ATM PVP モードでのトラフィック シェーピングのイネーブル化

制約事項

ATM VCI のマッチングのイネーブル化

制約事項

の設定例

ATM PVP モードでのトラフィック シェーピングのイネーブル化:例

その他の参考資料

関連資料

規格

MIB

RFC

シスコのテクニカル サポート

の機能情報

L2VPN ATM PVP の QoS ポリシー サポート

このマニュアルでは、Layer 2 Virtual Private Network(L2VPN; レイヤ 2 バーチャル プライベート ネットワーク)ATM Permanent Virtual Path(PVP; 相手先固定パス)の Quality of Service(QoS)ポリシー サポートを設定する方法について説明します。つまり、QoS ポリシーを L2VPN の ATM PVP モードで設定する方法について説明します。

機能情報の確認

ご使用のソフトウェア リリースによっては、この章に記載されている機能の中に、一部サポートされていないものがあります。最新の機能情報と注意事項については、ご使用のプラットフォームとソフトウェア リリースに対応したリリース ノートを参照してください。このモジュールで説明される機能に関する情報、および各機能がサポートされるリリースの一覧については、「L2VPN ATM PVP の QoS ポリシー サポートの機能情報」を参照してください。

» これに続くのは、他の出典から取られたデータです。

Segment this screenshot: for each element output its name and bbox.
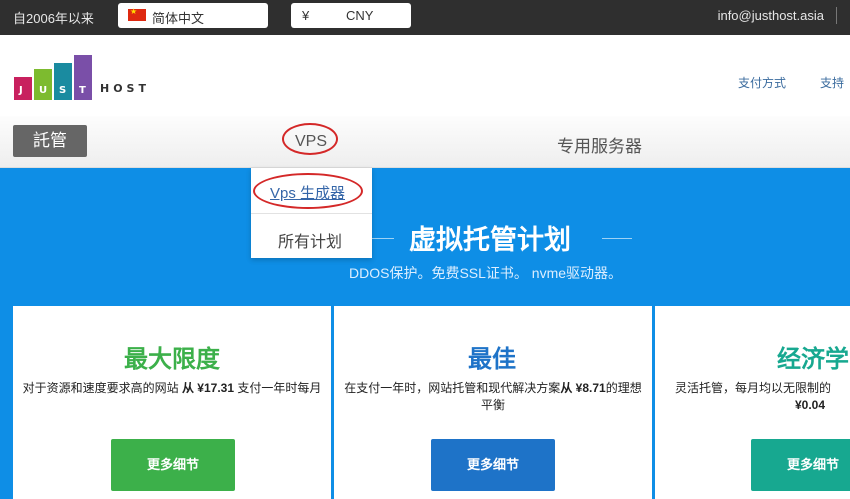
plan-desc-maximum: 对于资源和速度要求高的网站 从 ¥17.31 支付一年时每月: [18, 380, 326, 397]
plan-details-button-optimal[interactable]: 更多细节: [431, 439, 555, 491]
currency-symbol: ¥: [302, 8, 310, 23]
currency-select[interactable]: ¥ CNY: [291, 3, 411, 28]
plan-title-optimal: 最佳: [468, 346, 516, 373]
nav-dedicated-servers-tab[interactable]: 专用服务器: [557, 132, 642, 157]
language-label: 简体中文: [152, 11, 205, 26]
top-divider: [836, 7, 837, 24]
logo-letter-s: S: [59, 85, 67, 96]
hero-title-line-left: [372, 238, 394, 239]
all-plans-link[interactable]: 所有计划: [278, 228, 342, 252]
nav-vps-tab[interactable]: VPS: [295, 133, 327, 151]
dropdown-divider: [251, 213, 372, 214]
hero-title: 虚拟托管计划: [409, 225, 571, 255]
plan-desc-optimal: 在支付一年时，网站托管和现代解决方案从 ¥8.71的理想平衡: [340, 380, 646, 414]
plan-price: 从 ¥17.31: [181, 381, 235, 395]
logo-letter-t: T: [79, 85, 86, 96]
payment-methods-link[interactable]: 支付方式: [738, 74, 786, 91]
plan-title-maximum: 最大限度: [124, 346, 220, 373]
plan-price: ¥0.04: [795, 398, 826, 412]
support-link[interactable]: 支持: [820, 74, 844, 91]
plan-desc-text: 在支付一年时，网站托管和现代解决方案: [344, 381, 561, 395]
plan-details-button-maximum[interactable]: 更多细节: [111, 439, 235, 491]
logo-host-text: HOST: [100, 82, 150, 95]
logo-letter-u: U: [39, 85, 48, 96]
plan-price: 从 ¥8.71: [560, 381, 606, 395]
plan-desc-text: 灵活托管，每月均以无限制的: [675, 381, 832, 395]
currency-label: CNY: [346, 8, 374, 23]
since-text: 自2006年以来: [13, 11, 94, 26]
plan-title-economy: 经济学: [777, 346, 849, 373]
plan-desc-economy: 灵活托管，每月均以无限制的 ¥0.04: [675, 380, 850, 416]
nav-hosting-tab[interactable]: 託管: [13, 125, 87, 157]
email-link[interactable]: info@justhost.asia: [718, 8, 824, 23]
logo-letter-j: J: [19, 85, 23, 96]
hero-title-line-right: [602, 238, 632, 239]
plan-details-button-economy[interactable]: 更多细节: [751, 439, 850, 491]
china-flag-icon: [128, 6, 146, 21]
hero-subtitle: DDOS保护。免费SSL证书。 nvme驱动器。: [349, 265, 623, 281]
language-select[interactable]: 简体中文: [118, 3, 268, 28]
logo-bar-j: [14, 77, 32, 100]
vps-builder-link[interactable]: Vps 生成器: [270, 182, 345, 203]
plan-desc-text: 支付一年时每月: [237, 381, 322, 395]
plan-desc-text: 对于资源和速度要求高的网站: [22, 381, 179, 395]
main-nav: [0, 116, 850, 168]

プラットフォーム サポートと Cisco IOS および Catalyst OS ソフトウェア イメージ サポートに関する情報を入手するには、Cisco Feature Navigator を使用します。Cisco Feature Navigator には、 http://www.cisco.com/go/cfn からアクセスします。Cisco.com のアカウントは必要ありません。

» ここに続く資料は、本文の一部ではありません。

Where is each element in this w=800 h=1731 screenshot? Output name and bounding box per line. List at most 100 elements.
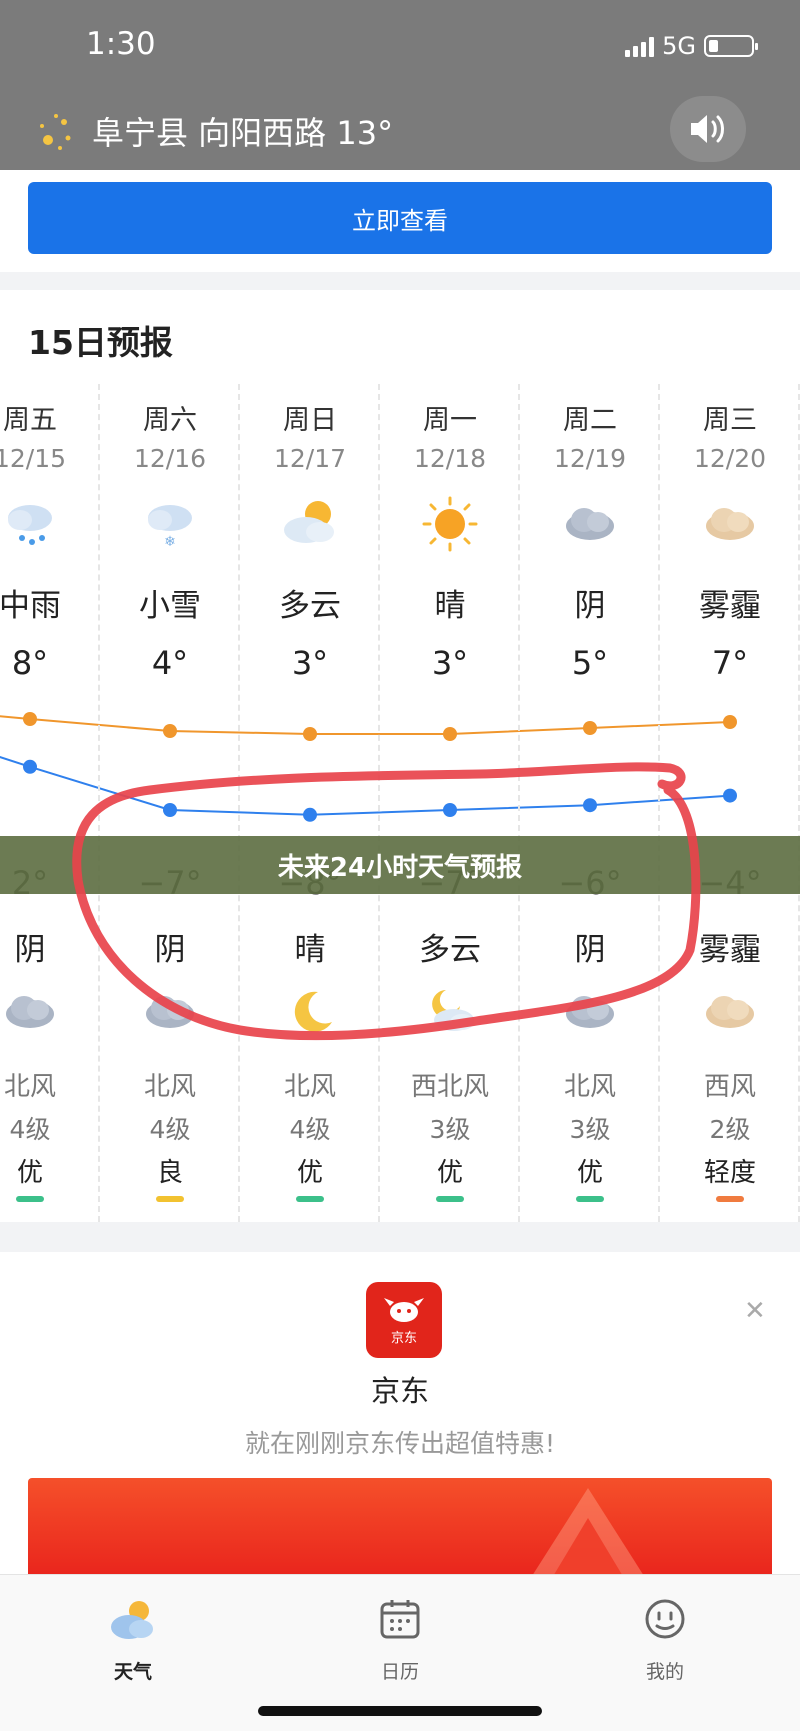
wind-direction: 西北风 — [410, 1072, 489, 1102]
location-title[interactable]: 阜宁县 向阳西路 13° — [92, 108, 393, 154]
nav-profile-label: 我的 — [645, 1661, 684, 1683]
day-of-week: 周五 — [3, 405, 57, 436]
nav-calendar[interactable]: 日历 — [340, 1593, 460, 1684]
high-temp: 8° — [11, 644, 49, 682]
day-weather: 中雨 — [0, 588, 61, 624]
forecast-day[interactable]: 周二12/19阴5°−6°阴北风3级优 — [520, 384, 660, 1222]
wind-direction: 北风 — [283, 1072, 336, 1102]
wind-level: 2级 — [709, 1115, 751, 1144]
air-quality: 良 — [156, 1158, 183, 1188]
home-indicator — [258, 1706, 542, 1716]
wind-direction: 西风 — [703, 1072, 756, 1102]
high-temp: 7° — [711, 644, 749, 682]
aqi-indicator — [156, 1196, 184, 1202]
ad-name: 京东 — [370, 1374, 429, 1408]
air-quality: 轻度 — [703, 1158, 756, 1188]
wind-level: 4级 — [149, 1115, 191, 1144]
bottom-nav: 天气 日历 我的 — [0, 1574, 800, 1731]
wind-level: 3级 — [569, 1115, 611, 1144]
forecast-day[interactable]: 周六12/16❄小雪4°−7°阴北风4级良 — [100, 384, 240, 1222]
forecast-columns[interactable]: 周五12/15中雨8°2°阴北风4级优周六12/16❄小雪4°−7°阴北风4级良… — [0, 384, 800, 1222]
header: 1:30 5G 阜宁县 向阳西路 13° — [0, 0, 800, 170]
wind-direction: 北风 — [3, 1072, 56, 1102]
profile-icon — [645, 1599, 685, 1639]
forecast-day[interactable]: 周三12/20雾霾7°−4°雾霾西风2级轻度 — [660, 384, 800, 1222]
high-temp: 4° — [151, 644, 189, 682]
ad-banner-image[interactable] — [28, 1478, 772, 1588]
nav-weather[interactable]: 天气 — [73, 1593, 193, 1684]
wind-level: 4级 — [289, 1115, 331, 1144]
night-weather: 雾霾 — [699, 932, 761, 968]
sun-icon — [422, 496, 478, 552]
air-quality: 优 — [296, 1158, 323, 1188]
day-weather: 多云 — [279, 588, 341, 624]
svg-text:❄: ❄ — [164, 534, 176, 550]
day-date: 12/15 — [0, 444, 67, 473]
nav-weather-label: 天气 — [113, 1661, 152, 1683]
high-temp: 3° — [291, 644, 329, 682]
forecast-day[interactable]: 周五12/15中雨8°2°阴北风4级优 — [0, 384, 100, 1222]
view-now-button[interactable]: 立即查看 — [28, 182, 772, 254]
status-time: 1:30 — [86, 26, 156, 62]
network-label: 5G — [662, 32, 696, 60]
day-weather: 晴 — [434, 588, 466, 624]
sun-sparkle-icon — [40, 114, 71, 150]
wind-direction: 北风 — [563, 1072, 616, 1102]
speaker-button[interactable] — [670, 96, 746, 162]
haze-icon — [706, 996, 754, 1028]
forecast-card: 15日预报 周五12/15中雨8°2°阴北风4级优周六12/16❄小雪4°−7°… — [0, 290, 800, 1222]
jd-dog-icon: 京东 — [384, 1298, 424, 1346]
aqi-indicator — [296, 1196, 324, 1202]
day-date: 12/18 — [413, 444, 487, 473]
aqi-indicator — [576, 1196, 604, 1202]
forecast-day[interactable]: 周一12/18晴3°−7°多云西北风3级优 — [380, 384, 520, 1222]
jd-logo-text: 京东 — [391, 1331, 417, 1346]
partly-cloudy-icon — [284, 501, 334, 543]
aqi-indicator — [436, 1196, 464, 1202]
cloud-icon — [566, 508, 614, 540]
ad-card[interactable]: 京东 京东 就在刚刚京东传出超值特惠! ✕ — [0, 1252, 800, 1588]
snow-cloud-icon: ❄ — [148, 505, 192, 550]
cloud-icon — [566, 996, 614, 1028]
high-temp: 5° — [571, 644, 609, 682]
wind-level: 4级 — [9, 1115, 51, 1144]
night-weather: 晴 — [294, 932, 326, 968]
speaker-icon — [691, 115, 724, 143]
aqi-indicator — [716, 1196, 744, 1202]
wind-level: 3级 — [429, 1115, 471, 1144]
day-of-week: 周日 — [283, 405, 337, 436]
day-date: 12/19 — [553, 444, 627, 473]
night-weather: 阴 — [14, 932, 46, 968]
day-date: 12/17 — [273, 444, 347, 473]
day-date: 12/16 — [133, 444, 207, 473]
night-weather: 阴 — [154, 932, 186, 968]
status-indicators: 5G — [625, 32, 758, 60]
day-weather: 小雪 — [139, 588, 201, 624]
air-quality: 优 — [16, 1158, 43, 1188]
day-weather: 阴 — [574, 588, 606, 624]
air-quality: 优 — [436, 1158, 463, 1188]
haze-icon — [706, 508, 754, 540]
weather-icon — [111, 1601, 153, 1639]
battery-icon — [704, 35, 758, 57]
moon-cloud-icon — [432, 990, 474, 1031]
cloud-icon — [6, 996, 54, 1028]
close-icon[interactable]: ✕ — [744, 1296, 766, 1326]
air-quality: 优 — [576, 1158, 603, 1188]
forecast-title: 15日预报 — [28, 323, 173, 362]
aqi-indicator — [16, 1196, 44, 1202]
jd-logo[interactable]: 京东 — [366, 1282, 442, 1358]
day-of-week: 周六 — [143, 405, 197, 436]
forecast-day[interactable]: 周日12/17多云3°−8°晴北风4级优 — [240, 384, 380, 1222]
night-weather: 阴 — [574, 932, 606, 968]
signal-icon — [625, 35, 655, 57]
day-weather: 雾霾 — [699, 588, 761, 624]
moon-icon — [294, 991, 332, 1032]
calendar-icon — [380, 1600, 420, 1639]
nav-profile[interactable]: 我的 — [605, 1593, 725, 1684]
day-date: 12/20 — [693, 444, 767, 473]
night-weather: 多云 — [419, 932, 481, 968]
overlay-banner: 未来24小时天气预报 — [0, 836, 800, 894]
day-of-week: 周一 — [423, 405, 477, 436]
day-of-week: 周二 — [563, 405, 617, 436]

L2VPN ATM PVP の QoS ポリシー サポート の前提条件

QoS ポリシーを L2VPN ATM PVP で設定する前に、次のマニュアルで概念および設定情報を理解しておく必要があります。

『Any Transport over MPLS』

L2VPN ATM PVP の QoS ポリシー サポートに関する制約事項

L2VPN ATM PVP の QoS ポリシー サポート 機能には、次のような制約事項が適用されます。

Cisco 7600 シリーズ ルータは、ATM PVP モードでのキューイング機能をサポートしていません。

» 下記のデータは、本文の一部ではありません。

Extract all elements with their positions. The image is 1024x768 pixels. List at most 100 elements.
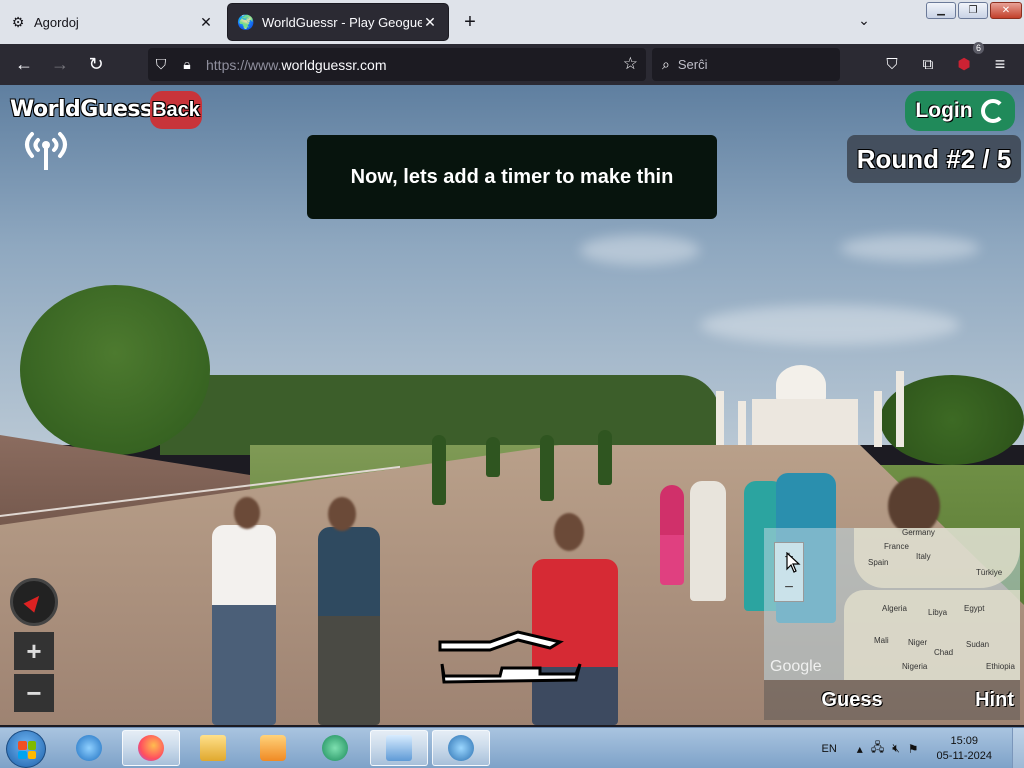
- map-label: Egypt: [964, 604, 985, 613]
- person: [212, 525, 276, 725]
- language-indicator[interactable]: EN: [822, 743, 837, 755]
- globe-icon: 🌍: [237, 13, 255, 30]
- person-head: [234, 497, 260, 529]
- guess-button[interactable]: Guess: [764, 680, 940, 720]
- taskbar-media-player[interactable]: [244, 730, 302, 766]
- back-arrow-icon[interactable]: ←: [8, 48, 40, 80]
- control-panel-icon: [386, 735, 412, 761]
- person: [690, 481, 726, 601]
- tree: [20, 285, 210, 455]
- network-icon[interactable]: 🖧: [871, 738, 884, 759]
- person-head: [554, 513, 584, 551]
- window-controls: ▁ ❐ ✕: [926, 2, 1022, 19]
- show-desktop-button[interactable]: [1012, 728, 1024, 768]
- guess-minimap[interactable]: Germany France Italy Spain Türkiye Alger…: [764, 528, 1020, 680]
- cloud: [840, 235, 980, 261]
- back-button[interactable]: Back: [150, 91, 202, 129]
- toast-message: Now, lets add a timer to make thin: [307, 135, 717, 219]
- navigation-arrows[interactable]: [430, 628, 590, 688]
- back-arrow-icon: [440, 663, 582, 684]
- tab-label: WorldGuessr - Play Geoguessr Free: [262, 14, 422, 30]
- extensions-puzzle-icon[interactable]: ⧉: [912, 48, 944, 80]
- media-player-icon: [260, 735, 286, 761]
- cypress-tree: [486, 437, 500, 477]
- map-label: Spain: [868, 558, 889, 567]
- person-head: [888, 477, 940, 535]
- map-label: Sudan: [966, 640, 990, 649]
- url-bar[interactable]: ⛉ 🔒︎ https://www.worldguessr.com ☆: [148, 48, 646, 81]
- clock-date: 05-11-2024: [936, 749, 992, 762]
- close-tab-icon[interactable]: ✕: [422, 14, 438, 31]
- forward-arrow-icon: [438, 630, 564, 652]
- clock[interactable]: 15:09 05-11-2024: [937, 734, 992, 764]
- person: [660, 485, 684, 585]
- worldguessr-logo: WorldGuessr: [10, 97, 163, 122]
- gear-icon: ⚙: [11, 13, 25, 30]
- map-label: Chad: [934, 648, 954, 657]
- show-hidden-icons-icon[interactable]: ▴: [857, 742, 863, 756]
- signal-connection-icon: [25, 132, 67, 170]
- internet-explorer-icon: [76, 735, 102, 761]
- forward-arrow-icon[interactable]: →: [44, 48, 76, 80]
- hint-button[interactable]: Hint: [940, 680, 1020, 720]
- google-icon: [980, 99, 1005, 123]
- hamburger-menu-icon[interactable]: ≡: [984, 48, 1016, 80]
- bookmark-star-icon[interactable]: ☆: [623, 54, 638, 74]
- taj-mahal: [752, 365, 862, 445]
- tab-settings[interactable]: ⚙ Agordoj ✕: [0, 4, 224, 40]
- taskbar-firefox[interactable]: [122, 730, 180, 766]
- taskbar-network[interactable]: [432, 730, 490, 766]
- map-zoom-out-button[interactable]: −: [775, 573, 803, 603]
- search-input[interactable]: ⌕ Serĉi: [652, 48, 840, 81]
- reload-icon[interactable]: ↻: [80, 48, 112, 80]
- minaret: [896, 371, 904, 447]
- folder-icon: [200, 735, 226, 761]
- volume-muted-icon[interactable]: 🔇︎: [892, 741, 900, 756]
- map-label: Niger: [908, 638, 928, 647]
- taskbar-file-explorer[interactable]: [184, 730, 242, 766]
- map-label: Türkiye: [976, 568, 1003, 577]
- guess-bar: Guess Hint: [764, 680, 1020, 720]
- minaret: [716, 391, 724, 447]
- minaret: [738, 401, 746, 445]
- map-label: France: [884, 542, 909, 551]
- map-label: Ethiopia: [986, 662, 1015, 671]
- map-label: Nigeria: [902, 662, 928, 671]
- navigation-toolbar: ← → ↻ ⛉ 🔒︎ https://www.worldguessr.com ☆…: [0, 42, 1024, 85]
- taskbar-control-panel[interactable]: [370, 730, 428, 766]
- new-tab-button[interactable]: +: [458, 10, 482, 34]
- map-label: Germany: [902, 528, 935, 537]
- zoom-in-button[interactable]: +: [14, 632, 54, 670]
- round-counter: Round #2 / 5: [847, 135, 1021, 183]
- login-button[interactable]: Login: [905, 91, 1015, 131]
- action-center-flag-icon[interactable]: ⚑: [908, 742, 919, 756]
- compass-icon[interactable]: [10, 578, 58, 626]
- person: [318, 527, 380, 725]
- minimize-button[interactable]: ▁: [926, 2, 956, 19]
- system-tray: EN ▴ 🖧 🔇︎ ⚑ 15:09 05-11-2024: [822, 728, 1024, 768]
- cypress-tree: [540, 435, 554, 501]
- start-button[interactable]: [6, 730, 46, 768]
- url-text[interactable]: https://www.worldguessr.com: [206, 57, 387, 73]
- windows-logo-icon: [18, 741, 36, 759]
- pocket-icon[interactable]: ⛉: [876, 48, 908, 80]
- extension-badge: 6: [972, 42, 984, 54]
- minaret: [874, 391, 882, 447]
- mouse-cursor-icon: [786, 552, 801, 573]
- ublock-extension-icon[interactable]: ⬢ 6: [948, 42, 984, 80]
- lock-icon[interactable]: 🔒︎: [174, 56, 200, 73]
- firefox-icon: [138, 735, 164, 761]
- close-tab-icon[interactable]: ✕: [198, 14, 214, 31]
- list-all-tabs-chevron-icon[interactable]: ⌄: [852, 12, 876, 29]
- restore-button[interactable]: ❐: [958, 2, 988, 19]
- taskbar-internet-explorer[interactable]: [60, 730, 118, 766]
- close-window-button[interactable]: ✕: [990, 2, 1022, 19]
- clock-time: 15:09: [950, 734, 979, 747]
- tab-worldguessr[interactable]: 🌍 WorldGuessr - Play Geoguessr Free ✕: [228, 4, 448, 40]
- taskbar-app[interactable]: [306, 730, 364, 766]
- chat-app-icon: [322, 735, 348, 761]
- search-icon: ⌕: [662, 56, 670, 72]
- search-placeholder: Serĉi: [677, 57, 708, 72]
- zoom-out-button[interactable]: −: [14, 674, 54, 712]
- shield-icon[interactable]: ⛉: [148, 56, 174, 73]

ポリシーを PVP モードでイネーブルにする場合、PVP の一部である VC で ATM レートを設定しないでください。VC は、Unspecified Bit Rate(UBR; 未指定ビット レート)VC だけにしてください。

VC が、ポリシーが設定された PVP の一部である場合、ATM VC トラフィック シェーピングを設定することはできません。

Cisco IOS Release 12.2(33)SRE は、PVP 単位のセル ベース ATM シェーピングをサポートしません。

キューイング ポリシーは、UBR の ATM PVP では設定できません。

キューイング ベース ポリシーは UBR トラフィック シェーピングでは設定できません。

L2VPN ATM PVP の QoS ポリシー サポートについて

L2VPN ATM PVP の QoS ポリシー サポート 機能を設定する前に、次の概念を理解する必要があります。

「MQC 構造」

「トラフィック クラスの要素」

「トラフィック ポリシーの要素」

MQC 構造

Modular QoS Command-Line Interface(CLI; コマンドライン インターフェイス)(MQC; モジュラ QoS コマンドライン インターフェイス)構造では、トラフィック クラスの定義、トラフィック ポリシーの作成、トラフィック ポリシーのインターフェイスへの適用が可能です。

MQC 構造は、次の 3 つのハイレベルな手順を実行した結果です。

1. class-map コマンドを使用してトラフィック クラスを定義します。トラフィック クラスは、トラフィックを分類するために使用します。

2. policy-map コマンドを使用してトラフィック ポリシーを作成します(トラフィック ポリシーおよびポリシー マップという用語は同じ意味で使用されることがよくあります)。トラフィック ポリシー(ポリシー マップ)には、1 つのトラフィック クラスと、トラフィック クラスに適用できる 1 つ以上の QoS 機能が含まれます。トラフィック ポリシー内の QoS 機能によって、分類されたトラフィックの処理方法が決まります。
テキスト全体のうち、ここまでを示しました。